Neste tempo de Quaresma que se aproxima, é necessário, com maior vigor, deixar-se tocar pela necessidade de compreender melhor as vias do espírito, que exigem modo característico de trabalho.
A imitação, o exemplo, o testemunho são atitudes humanas que possuem significado especial na tarefa da aprendizagem. Bons exemplos, testemunhas autênticas são auxilio precioso no cultivo da disposição necessária para a aprendizagem dos caminhos do Espírito.
No caminho do Espírito é importante encontrar um bom mestre. Há um dito oriental que diz o seguinte: ‘queres aprender rapidamente? Gaste, sem receio, tempo, procurando um excelente mestre’. Encontramos, certamente, ótimos mestres em vários campos do saber científico e tecnológico, das artes e dos esportes. Mas, como encontrar homens e mulheres capazes de nos conduzir pelas vias do espírito?
Quando abrimos as Sagradas Escrituras, nos é dito que o próprio Deus, Ele mesmo em pessoa, o Espírito Santo, nos ensina todas as coisas! A Sagrada Escritura apresenta a grande boa vontade de Deus de nos ensinar.
No trabalho da aprendizagem, é importante um bom mestre; mas também é decisivo o volume de trabalho. Assim, é possível nos familiarizarmos com o mestre e sua matéria. É necessário ser familiar, íntimo com o mestre e sua matéria.
Para obter um doutorado, para adquirir a habilidade esportiva, para aprender a profissão de alta tecnologia, gastam-se anos a fio de intenso trabalho. Imaginemos tamanha dedicação para aproximar-se do mistério de Deus, para ter intimidade com Ele, de tal sorte que Ele nos revele Seus segredos, ensinando-nos tudo acerca de todas as coisas!
Certamente percebemos que, quanto mais a dedicação se torna forte e assumida num trabalho de engajamento para valer, tanto mais a experiência se torna única e singular. Então, em assim sendo singular, percebemos o que quer dizer habilidade pessoal.
O grande pensador Martin Buber relata a seguinte história: “Submeteram ao Rabi Mendel à seguinte questão: As Escrituras (Êxodo, 36,5-6) relatam que Moisés, ao lhe contarem que o povo trazia oferendas demais para a construção do Tabernáculo, mandou ordenar no acampamento que ninguém mais trabalhasse no Santuário.

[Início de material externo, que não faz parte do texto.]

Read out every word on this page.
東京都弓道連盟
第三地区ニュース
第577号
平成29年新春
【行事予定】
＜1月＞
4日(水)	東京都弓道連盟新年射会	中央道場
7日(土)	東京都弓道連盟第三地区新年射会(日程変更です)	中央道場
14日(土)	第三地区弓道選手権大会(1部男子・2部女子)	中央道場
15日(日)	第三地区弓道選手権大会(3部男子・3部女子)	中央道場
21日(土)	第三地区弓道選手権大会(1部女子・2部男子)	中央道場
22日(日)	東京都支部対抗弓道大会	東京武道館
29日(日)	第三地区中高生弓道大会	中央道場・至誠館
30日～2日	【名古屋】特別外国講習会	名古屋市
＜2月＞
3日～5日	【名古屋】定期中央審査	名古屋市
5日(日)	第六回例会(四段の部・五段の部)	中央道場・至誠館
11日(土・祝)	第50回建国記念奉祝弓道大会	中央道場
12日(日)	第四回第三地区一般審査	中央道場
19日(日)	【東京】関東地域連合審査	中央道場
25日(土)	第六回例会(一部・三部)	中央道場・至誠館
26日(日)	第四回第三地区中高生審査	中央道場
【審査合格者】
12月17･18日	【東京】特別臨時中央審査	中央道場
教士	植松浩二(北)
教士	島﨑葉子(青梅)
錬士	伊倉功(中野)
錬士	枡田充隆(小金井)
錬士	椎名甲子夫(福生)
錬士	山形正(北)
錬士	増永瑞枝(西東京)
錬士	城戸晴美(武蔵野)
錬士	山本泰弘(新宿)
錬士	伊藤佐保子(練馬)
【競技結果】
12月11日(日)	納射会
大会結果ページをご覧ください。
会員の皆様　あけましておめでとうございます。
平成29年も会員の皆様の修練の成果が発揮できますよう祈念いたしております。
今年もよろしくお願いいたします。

Qual é o nexo disso? Pois se Moisés precisava apenas ordenar que não se trouxessem mais oferendas?!
Ele explicou: É sabido que aqueles artesãos eram grandes santos e com o seu trabalho produziam santos resultados. Quando um deles batia com o martelo na bigorna e outro cravava o machado na madeira, o eco ressoava nos corações de todo o povo que os ouvia e o sagrado anseio os incitava a trazer mais do que o necessário. Por isso mandou Moisés que os artesãos parassem a sua faina.
O corpo a corpo da percussão da martelada de cada homem e de cada mulher, de cada santo que se empenha pelos caminhos do espírito, é o corpo do Encontro, isto é, a pessoa, ela mesma, na imediatez da doação do encontro com Deus. O que há de mais comunitário e social, o que há de mais uni-versal que tal singularidade?
Durante este tempo da Quaresma que se aproxima, somos todos exortados a nos empenhar mais vigorosamente nos caminhos do Espírito. Pois, “é para a liberdade que Cristo nos chama”!